Oireachtas Joint and Select Committees

Tuesday, 31 January 2023

Joint Oireachtas Committee on Climate Action

Engagement with the Commission for Regulation of Utilities

Ms Karen Trant:

Yes. I will make a distinction between the meter and smart tariffs. If someone takes up a smart meter, there is no obligation right now to transfer his or her data or to allow those data to go to other suppliers. The smart meter is doing what the previous meter did, except it is recording data at a half-hourly rate. This can only be good for the customer, as he or she is not getting the meter read physically. The data are going to the customer's supplier.

If the customer decides to go onto a time-of-use tariff, it is a challenge to move him or her back to what suppliers call a 24-hour standard tariff.
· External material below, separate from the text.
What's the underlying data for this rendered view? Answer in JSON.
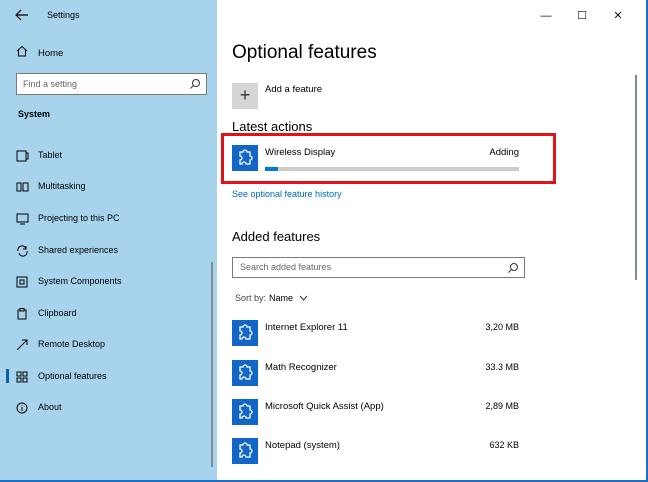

It is a supplier issue, and suppliers are now developing that kind of product because there will be people who want to revert. It is still early days but, from what we can see, the smart time-of-use tariffs are slightly lower than the standard tariffs that suppliers are offering. There is value out there.

As Ms MacEvilly pointed out, the old type of meter will become obsolete, so it will be difficult for someone with a smart meter to, for whatever reason, revert to an old meter. That presents a challenge. However, I believe the Senator's question was more about the information flowing from the meter rather than the meter itself.